1) Non accrescono l’occupazione, anzi tendono a generare aumenti del tasso di disoccupazione. Ciò fondamentalmente per due ragioni. In primo luogo, la precarizzazione del lavoro accresce l’incertezza dei lavoratori in ordine al rinnovo del contratto e, dunque, incentiva risparmi precauzionali deprimendo consumi e domanda interna. In secondo luogo, la precarizzazione del lavoro, in quanto consente alle imprese di recuperare competitività attraverso la compressione dei costi, disincentiva le innovazioni, dunque il tasso di crescita della produttività del lavoro. In tal senso, le misure finalizzate alla diffusione del lavoro a tempo determinato hanno incentivato una specializzazione produttiva in settori a basso valore aggiunto. Nel periodo 1995-2022, su fonte ISTAT, il tasso di crescita della produttività del lavoro in Italia si è attestato a un modesto 0.4%, inferiore alla media europea e di gran lunga inferiore al valore registrato nei decenni precedenti. La precarizzazione del lavoro, inoltre, in quanto indebolisce i legami di solidarietà fra lavoratori, riduce la partecipazione al sindacato, con effetti di segno negativo sul potere contrattuale dei lavoratori, attivando una spirale perversa per la quale al crescere della precarietà del lavoro, si riduce la capacità negoziale del lavoro e ciò rende possibile ulteriori misure di precarizzazione.
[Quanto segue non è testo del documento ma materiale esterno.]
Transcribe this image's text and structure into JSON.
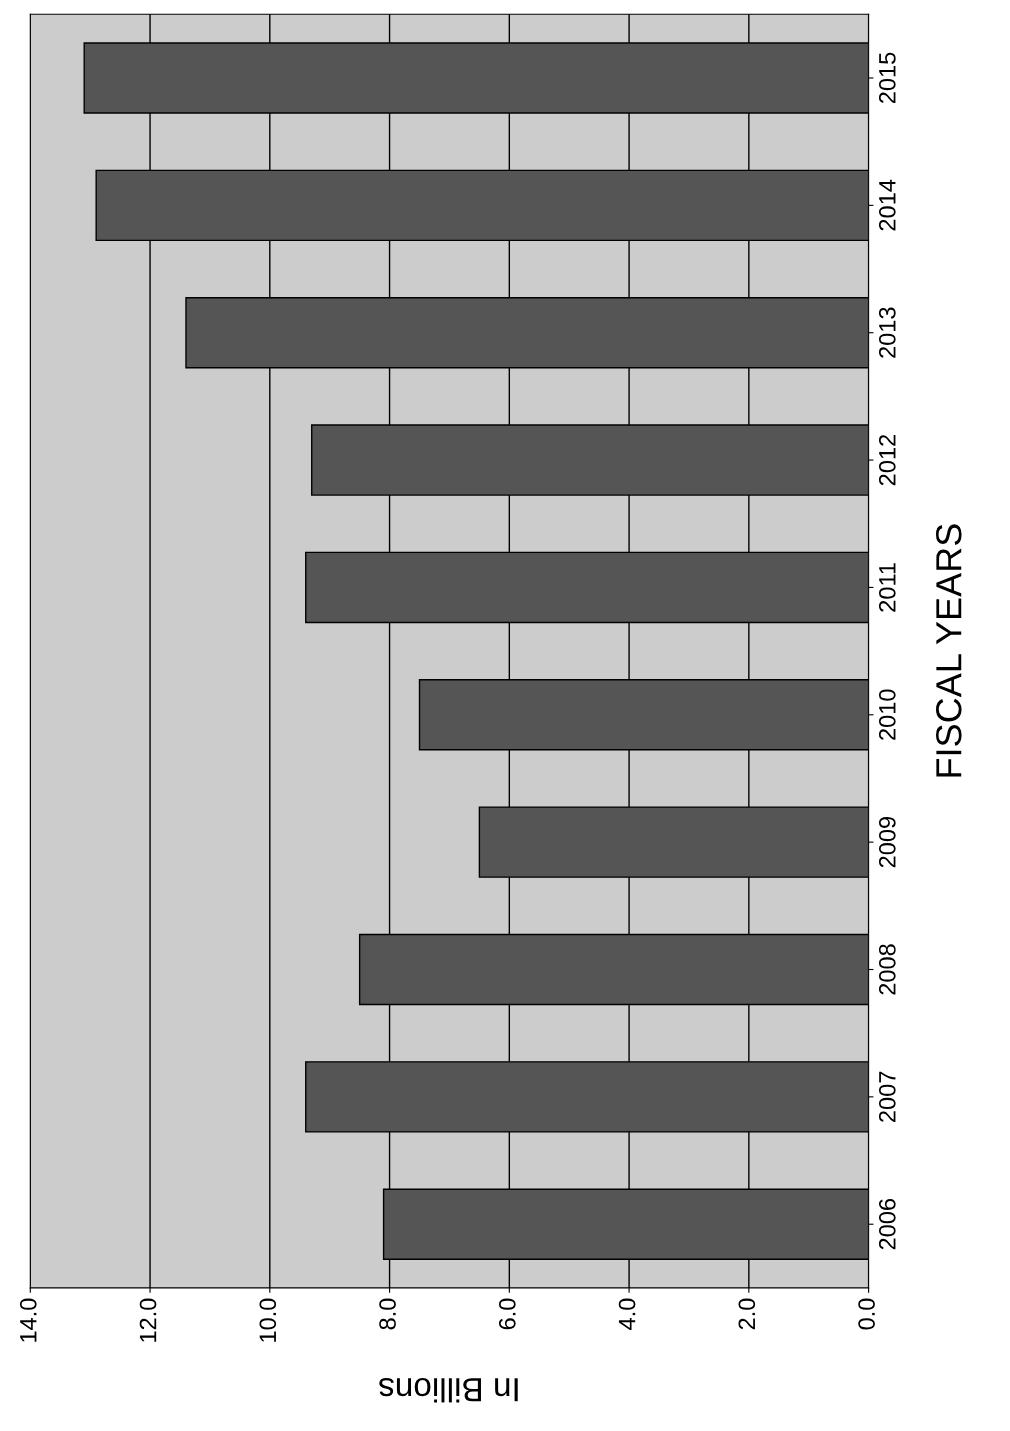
{
  "chart_data": {
    "type": "bar",
    "orientation": "horizontal",
    "xlabel": "In Billions",
    "ylabel": "FISCAL YEARS",
    "categories": [
      "2015",
      "2014",
      "2013",
      "2012",
      "2011",
      "2010",
      "2009",
      "2008",
      "2007",
      "2006"
    ],
    "values": [
      13.1,
      12.9,
      11.4,
      9.3,
      9.4,
      7.5,
      6.5,
      8.5,
      9.4,
      8.1
    ],
    "color": "#555555",
    "xlim": [
      14,
      0
    ],
    "xticks": [
      {
        "value": 14,
        "label": "14.0"
      },
      {
        "value": 12,
        "label": "12.0"
      },
      {
        "value": 10,
        "label": "10.0"
      },
      {
        "value": 8,
        "label": "8.0"
      },
      {
        "value": 6,
        "label": "6.0"
      },
      {
        "value": 4,
        "label": "4.0"
      },
      {
        "value": 2,
        "label": "2.0"
      },
      {
        "value": 0,
        "label": "0.0"
      }
    ],
    "grid": "x",
    "legend": false
  }
}
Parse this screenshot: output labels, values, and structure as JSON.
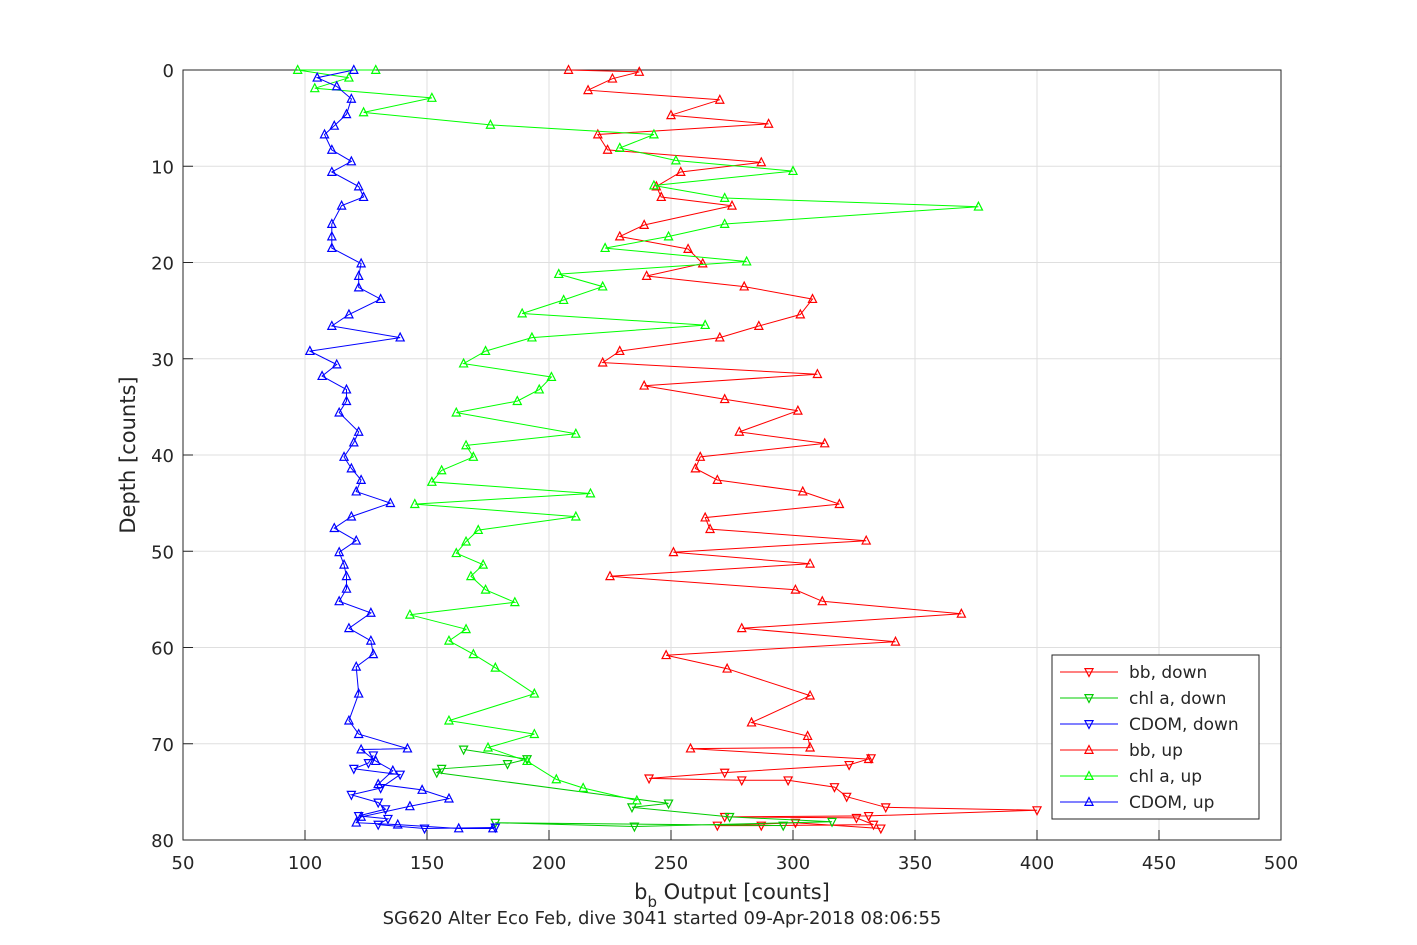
{
  "chart_data": {
    "type": "line",
    "xlabel_main": "b",
    "xlabel_sub": "b",
    "xlabel_rest": " Output [counts]",
    "ylabel": "Depth [counts]",
    "caption": "SG620 Alter Eco Feb, dive 3041 started 09-Apr-2018 08:06:55",
    "xlim": [
      50,
      500
    ],
    "ylim": [
      0,
      80
    ],
    "y_reversed": true,
    "grid": true,
    "x_ticks": [
      50,
      100,
      150,
      200,
      250,
      300,
      350,
      400,
      450,
      500
    ],
    "y_ticks": [
      0,
      10,
      20,
      30,
      40,
      50,
      60,
      70,
      80
    ],
    "legend_position": "bottom-right",
    "series": [
      {
        "name": "bb, down",
        "color": "#ff0000",
        "marker": "triangle-down",
        "points": [
          [
            332,
            71.5
          ],
          [
            323,
            72.2
          ],
          [
            272,
            73.0
          ],
          [
            241,
            73.6
          ],
          [
            279,
            73.8
          ],
          [
            298,
            73.8
          ],
          [
            317,
            74.5
          ],
          [
            322,
            75.5
          ],
          [
            338,
            76.6
          ],
          [
            400,
            76.9
          ],
          [
            331,
            77.5
          ],
          [
            272,
            77.6
          ],
          [
            326,
            77.7
          ],
          [
            333,
            78.4
          ],
          [
            287,
            78.5
          ],
          [
            269,
            78.5
          ],
          [
            301,
            78.2
          ],
          [
            336,
            78.8
          ]
        ]
      },
      {
        "name": "chl a, down",
        "color": "#00cc00",
        "marker": "triangle-down",
        "points": [
          [
            165,
            70.6
          ],
          [
            191,
            71.6
          ],
          [
            183,
            72.1
          ],
          [
            156,
            72.6
          ],
          [
            154,
            73.0
          ],
          [
            249,
            76.2
          ],
          [
            234,
            76.6
          ],
          [
            274,
            77.6
          ],
          [
            316,
            78.1
          ],
          [
            235,
            78.6
          ],
          [
            178,
            78.2
          ],
          [
            296,
            78.5
          ]
        ]
      },
      {
        "name": "CDOM, down",
        "color": "#0000ff",
        "marker": "triangle-down",
        "points": [
          [
            128,
            71.2
          ],
          [
            126,
            72.0
          ],
          [
            120,
            72.6
          ],
          [
            139,
            73.2
          ],
          [
            131,
            74.6
          ],
          [
            119,
            75.3
          ],
          [
            130,
            76.1
          ],
          [
            133,
            76.8
          ],
          [
            122,
            77.5
          ],
          [
            134,
            77.8
          ],
          [
            130,
            78.4
          ],
          [
            149,
            78.8
          ],
          [
            178,
            78.7
          ]
        ]
      },
      {
        "name": "bb, up",
        "color": "#ff0000",
        "marker": "triangle-up",
        "points": [
          [
            208,
            0
          ],
          [
            237,
            0.2
          ],
          [
            226,
            0.9
          ],
          [
            216,
            2.1
          ],
          [
            270,
            3.1
          ],
          [
            250,
            4.7
          ],
          [
            290,
            5.6
          ],
          [
            220,
            6.7
          ],
          [
            224,
            8.3
          ],
          [
            287,
            9.6
          ],
          [
            254,
            10.6
          ],
          [
            244,
            12.1
          ],
          [
            246,
            13.2
          ],
          [
            275,
            14.1
          ],
          [
            239,
            16.1
          ],
          [
            229,
            17.3
          ],
          [
            257,
            18.6
          ],
          [
            263,
            20.1
          ],
          [
            240,
            21.4
          ],
          [
            280,
            22.5
          ],
          [
            308,
            23.8
          ],
          [
            303,
            25.4
          ],
          [
            286,
            26.6
          ],
          [
            270,
            27.8
          ],
          [
            229,
            29.2
          ],
          [
            222,
            30.4
          ],
          [
            310,
            31.6
          ],
          [
            239,
            32.8
          ],
          [
            272,
            34.2
          ],
          [
            302,
            35.4
          ],
          [
            278,
            37.6
          ],
          [
            313,
            38.8
          ],
          [
            262,
            40.2
          ],
          [
            260,
            41.4
          ],
          [
            269,
            42.6
          ],
          [
            304,
            43.8
          ],
          [
            319,
            45.1
          ],
          [
            264,
            46.5
          ],
          [
            266,
            47.7
          ],
          [
            330,
            48.9
          ],
          [
            251,
            50.1
          ],
          [
            307,
            51.3
          ],
          [
            225,
            52.6
          ],
          [
            301,
            54.0
          ],
          [
            312,
            55.2
          ],
          [
            369,
            56.5
          ],
          [
            279,
            58.0
          ],
          [
            342,
            59.4
          ],
          [
            248,
            60.8
          ],
          [
            273,
            62.2
          ],
          [
            307,
            65.0
          ],
          [
            283,
            67.8
          ],
          [
            306,
            69.2
          ],
          [
            307,
            70.4
          ],
          [
            258,
            70.5
          ],
          [
            331,
            71.6
          ]
        ]
      },
      {
        "name": "chl a, up",
        "color": "#00ff00",
        "marker": "triangle-up",
        "points": [
          [
            129,
            0
          ],
          [
            97,
            0
          ],
          [
            118,
            0.8
          ],
          [
            104,
            1.9
          ],
          [
            152,
            2.9
          ],
          [
            124,
            4.4
          ],
          [
            176,
            5.7
          ],
          [
            243,
            6.7
          ],
          [
            229,
            8.1
          ],
          [
            252,
            9.4
          ],
          [
            300,
            10.5
          ],
          [
            243,
            12.0
          ],
          [
            272,
            13.3
          ],
          [
            376,
            14.2
          ],
          [
            272,
            16.0
          ],
          [
            249,
            17.3
          ],
          [
            223,
            18.5
          ],
          [
            281,
            19.9
          ],
          [
            204,
            21.2
          ],
          [
            222,
            22.5
          ],
          [
            206,
            23.9
          ],
          [
            189,
            25.3
          ],
          [
            264,
            26.5
          ],
          [
            193,
            27.8
          ],
          [
            174,
            29.2
          ],
          [
            165,
            30.5
          ],
          [
            201,
            31.9
          ],
          [
            196,
            33.2
          ],
          [
            187,
            34.4
          ],
          [
            162,
            35.6
          ],
          [
            211,
            37.8
          ],
          [
            166,
            39.0
          ],
          [
            169,
            40.2
          ],
          [
            156,
            41.6
          ],
          [
            152,
            42.8
          ],
          [
            217,
            44.0
          ],
          [
            145,
            45.1
          ],
          [
            211,
            46.4
          ],
          [
            171,
            47.8
          ],
          [
            166,
            49.0
          ],
          [
            162,
            50.2
          ],
          [
            173,
            51.4
          ],
          [
            168,
            52.6
          ],
          [
            174,
            54.0
          ],
          [
            186,
            55.3
          ],
          [
            143,
            56.6
          ],
          [
            166,
            58.1
          ],
          [
            159,
            59.3
          ],
          [
            169,
            60.7
          ],
          [
            178,
            62.1
          ],
          [
            194,
            64.8
          ],
          [
            159,
            67.6
          ],
          [
            194,
            69.0
          ],
          [
            175,
            70.4
          ],
          [
            191,
            71.8
          ],
          [
            203,
            73.7
          ],
          [
            214,
            74.6
          ],
          [
            236,
            75.9
          ]
        ]
      },
      {
        "name": "CDOM, up",
        "color": "#0000ff",
        "marker": "triangle-up",
        "points": [
          [
            120,
            0
          ],
          [
            105,
            0.8
          ],
          [
            113,
            1.7
          ],
          [
            119,
            3.0
          ],
          [
            117,
            4.6
          ],
          [
            112,
            5.8
          ],
          [
            108,
            6.7
          ],
          [
            111,
            8.3
          ],
          [
            119,
            9.5
          ],
          [
            111,
            10.6
          ],
          [
            122,
            12.1
          ],
          [
            124,
            13.2
          ],
          [
            115,
            14.1
          ],
          [
            111,
            16.0
          ],
          [
            111,
            17.3
          ],
          [
            111,
            18.5
          ],
          [
            123,
            20.1
          ],
          [
            122,
            21.4
          ],
          [
            122,
            22.6
          ],
          [
            131,
            23.8
          ],
          [
            118,
            25.4
          ],
          [
            111,
            26.6
          ],
          [
            139,
            27.8
          ],
          [
            102,
            29.2
          ],
          [
            113,
            30.6
          ],
          [
            107,
            31.8
          ],
          [
            117,
            33.2
          ],
          [
            117,
            34.4
          ],
          [
            114,
            35.6
          ],
          [
            122,
            37.6
          ],
          [
            120,
            38.7
          ],
          [
            116,
            40.2
          ],
          [
            119,
            41.4
          ],
          [
            123,
            42.6
          ],
          [
            121,
            43.8
          ],
          [
            135,
            45.0
          ],
          [
            119,
            46.4
          ],
          [
            112,
            47.6
          ],
          [
            121,
            48.9
          ],
          [
            114,
            50.1
          ],
          [
            116,
            51.4
          ],
          [
            117,
            52.6
          ],
          [
            117,
            53.9
          ],
          [
            114,
            55.2
          ],
          [
            127,
            56.4
          ],
          [
            118,
            58.0
          ],
          [
            127,
            59.3
          ],
          [
            128,
            60.7
          ],
          [
            121,
            62.0
          ],
          [
            122,
            64.8
          ],
          [
            118,
            67.6
          ],
          [
            122,
            69.0
          ],
          [
            142,
            70.5
          ],
          [
            123,
            70.6
          ],
          [
            129,
            71.8
          ],
          [
            136,
            72.8
          ],
          [
            130,
            74.2
          ],
          [
            148,
            74.8
          ],
          [
            159,
            75.7
          ],
          [
            143,
            76.5
          ],
          [
            123,
            77.6
          ],
          [
            121,
            78.2
          ],
          [
            138,
            78.4
          ],
          [
            163,
            78.8
          ],
          [
            177,
            78.8
          ]
        ]
      }
    ]
  }
}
Su fonte ISTAT, a giugno 2025 i salari reali si sono ridotti del 9% rispetto al 2021, con un divario cumulato nell’ultimo triennio di elevata inflazione (8.7% nel 2022 e 5.9% nel 2023) di oltre 13 punti percentuali. La Fondazione Di Vittorio stima un’incidenza pari al 30% di contratti precari nel nostro Paese. Il peso degli occupati “standard” (dipendenti a tempo indeterminato full-time) sul totale dipendenti è diminuito dal 78% del 2004 al 72% del 2024. Si calcola anche che il lavoro precario è in continua crescita: l’incidenza dei contratti di lavoro a tempo determinato è aumentata dal 19% nel 2004 a oltre il 30% nel 2024.
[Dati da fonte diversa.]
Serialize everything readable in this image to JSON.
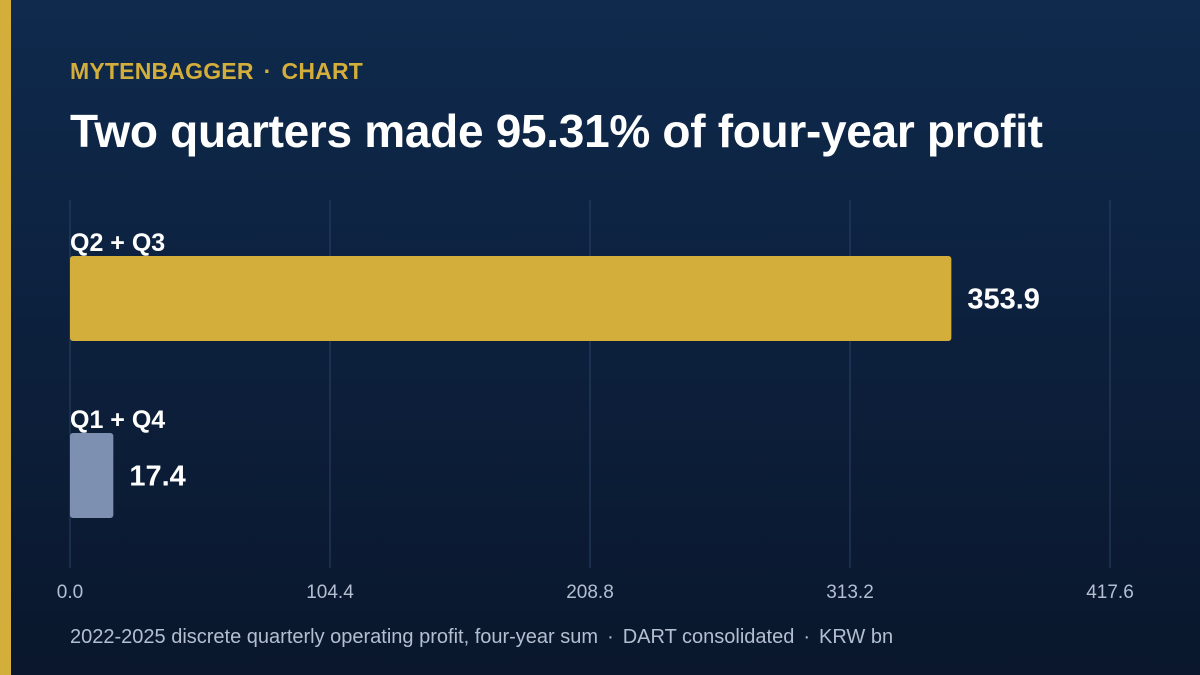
{
  "header": {
    "brand": "MYTENBAGGER",
    "separator": "·",
    "section": "CHART",
    "title": "Two quarters made 95.31% of four-year profit"
  },
  "footer": {
    "parts": [
      "2022-2025 discrete quarterly operating profit, four-year sum",
      "DART consolidated",
      "KRW bn"
    ],
    "separator": "·"
  },
  "colors": {
    "accent": "#d4ae3a",
    "secondary_bar": "#7d90b2",
    "background": "#0c1f3b",
    "gridline": "#2a4366",
    "tick_text": "#b3bfd1"
  },
  "chart_data": {
    "type": "bar",
    "orientation": "horizontal",
    "categories": [
      "Q2 + Q3",
      "Q1 + Q4"
    ],
    "values": [
      353.9,
      17.4
    ],
    "value_labels": [
      "353.9",
      "17.4"
    ],
    "bar_colors": [
      "#d4ae3a",
      "#7d90b2"
    ],
    "xlim": [
      0,
      417.6
    ],
    "xticks": [
      0,
      104.4,
      208.8,
      313.2,
      417.6
    ],
    "xtick_labels": [
      "0.0",
      "104.4",
      "208.8",
      "313.2",
      "417.6"
    ],
    "grid": true,
    "title": "",
    "xlabel": "",
    "ylabel": ""
  }
}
2) La precarizzazione del lavoro accresce le diseguaglianze. Su fonte ISTAT, si stima che l’indice di Gini in Italia – l’indicatore più diffusamente utilizzato per misurare le diseguaglianze – è pari a 46,48% a fronte del 29.6% della media europea nel 2024. l’Italia è collocata fra i primi posti fra i Paesi OCSE (dopo USA e Spagna) per diseguaglianze di reddito, In più, come rilevato da indagini condotte dalla Banca d’Italia, i differenziali salariali, nel nostro Paese, risultano molto elevati, a danno soprattutto dei giovani – maggiormente esposti alla flessibilità contrattuale – delle donne (in quest’ultimo caso, per l’elevato ricorso al part-time) e del lavoro poco qualificato. La platea dei lavoratori poveri è in continuo aumento (riguarda circa 2.4 milioni di individui) e il fenomeno – che riguarda soprattutto i giovani, le donne e i lavoratori meno istruiti – è strettamente correlato con la diffusione di contratti a tempo determinato.
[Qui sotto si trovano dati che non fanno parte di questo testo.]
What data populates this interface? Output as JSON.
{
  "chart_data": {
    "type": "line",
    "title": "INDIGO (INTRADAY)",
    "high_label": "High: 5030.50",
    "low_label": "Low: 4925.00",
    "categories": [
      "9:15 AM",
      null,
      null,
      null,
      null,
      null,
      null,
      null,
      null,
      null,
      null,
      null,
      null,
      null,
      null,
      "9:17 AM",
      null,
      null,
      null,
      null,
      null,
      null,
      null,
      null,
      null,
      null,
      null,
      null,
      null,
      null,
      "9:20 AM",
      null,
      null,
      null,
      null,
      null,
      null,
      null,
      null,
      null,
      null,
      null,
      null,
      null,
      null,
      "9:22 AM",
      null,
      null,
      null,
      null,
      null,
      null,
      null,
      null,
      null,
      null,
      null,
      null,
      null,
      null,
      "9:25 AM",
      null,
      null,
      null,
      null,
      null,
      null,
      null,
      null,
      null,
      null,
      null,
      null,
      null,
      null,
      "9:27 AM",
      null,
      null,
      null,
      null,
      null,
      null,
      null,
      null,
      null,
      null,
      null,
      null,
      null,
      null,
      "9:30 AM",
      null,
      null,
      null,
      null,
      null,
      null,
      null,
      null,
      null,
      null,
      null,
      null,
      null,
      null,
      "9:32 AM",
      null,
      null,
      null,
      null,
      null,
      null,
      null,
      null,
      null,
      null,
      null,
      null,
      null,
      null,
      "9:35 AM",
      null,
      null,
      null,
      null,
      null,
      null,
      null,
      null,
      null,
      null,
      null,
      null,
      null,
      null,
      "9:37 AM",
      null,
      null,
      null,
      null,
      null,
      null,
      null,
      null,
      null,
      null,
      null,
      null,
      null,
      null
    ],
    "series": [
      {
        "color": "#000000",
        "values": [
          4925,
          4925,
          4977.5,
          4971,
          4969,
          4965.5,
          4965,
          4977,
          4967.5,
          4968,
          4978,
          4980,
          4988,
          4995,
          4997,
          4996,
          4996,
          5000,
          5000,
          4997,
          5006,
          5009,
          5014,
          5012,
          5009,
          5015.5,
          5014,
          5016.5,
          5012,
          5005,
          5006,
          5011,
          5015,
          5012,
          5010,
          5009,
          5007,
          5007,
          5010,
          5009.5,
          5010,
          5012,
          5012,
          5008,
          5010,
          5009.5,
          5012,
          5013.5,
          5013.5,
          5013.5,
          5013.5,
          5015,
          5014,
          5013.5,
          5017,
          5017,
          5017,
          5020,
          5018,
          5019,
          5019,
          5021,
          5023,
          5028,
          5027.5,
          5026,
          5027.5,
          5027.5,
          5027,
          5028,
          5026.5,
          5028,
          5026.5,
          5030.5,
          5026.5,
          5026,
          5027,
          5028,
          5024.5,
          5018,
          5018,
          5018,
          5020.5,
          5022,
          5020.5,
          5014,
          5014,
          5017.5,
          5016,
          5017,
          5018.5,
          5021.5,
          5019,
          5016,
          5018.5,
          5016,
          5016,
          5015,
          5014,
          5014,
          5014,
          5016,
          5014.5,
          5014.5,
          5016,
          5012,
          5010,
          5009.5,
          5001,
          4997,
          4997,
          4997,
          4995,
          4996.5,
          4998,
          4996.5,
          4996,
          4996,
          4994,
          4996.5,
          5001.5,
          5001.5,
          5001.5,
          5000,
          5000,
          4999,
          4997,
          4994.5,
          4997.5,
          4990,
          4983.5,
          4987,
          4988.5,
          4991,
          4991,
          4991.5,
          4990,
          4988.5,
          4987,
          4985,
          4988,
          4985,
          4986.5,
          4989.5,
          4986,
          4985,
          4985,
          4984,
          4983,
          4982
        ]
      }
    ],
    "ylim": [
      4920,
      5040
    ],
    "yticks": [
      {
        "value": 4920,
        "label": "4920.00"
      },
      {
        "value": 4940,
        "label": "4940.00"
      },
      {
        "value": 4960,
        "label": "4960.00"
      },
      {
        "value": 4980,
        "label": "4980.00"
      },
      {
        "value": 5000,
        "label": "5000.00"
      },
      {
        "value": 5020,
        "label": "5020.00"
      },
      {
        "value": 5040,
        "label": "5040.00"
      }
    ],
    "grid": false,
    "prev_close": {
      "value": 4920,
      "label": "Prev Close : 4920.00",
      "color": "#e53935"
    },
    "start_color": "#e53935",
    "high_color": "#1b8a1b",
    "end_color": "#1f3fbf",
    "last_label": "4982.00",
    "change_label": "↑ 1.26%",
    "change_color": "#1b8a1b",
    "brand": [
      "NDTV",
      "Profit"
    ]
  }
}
Motivate con la retorica per la quale – come ebbe a dire Mario Monti – “il posto fisso è monotono”, le politiche di precarizzazione del lavoro hanno avuto come fondamentale obiettivo quello di consentire alla gran parte delle nostre imprese – nell’assenza di politiche industriali e finalizzate a favorire la crescita della produttività del lavoro tramite innovazioni – di competere mediante la moderazione salariale, assecondando un modello di sviluppo trainato dalle esportazioni.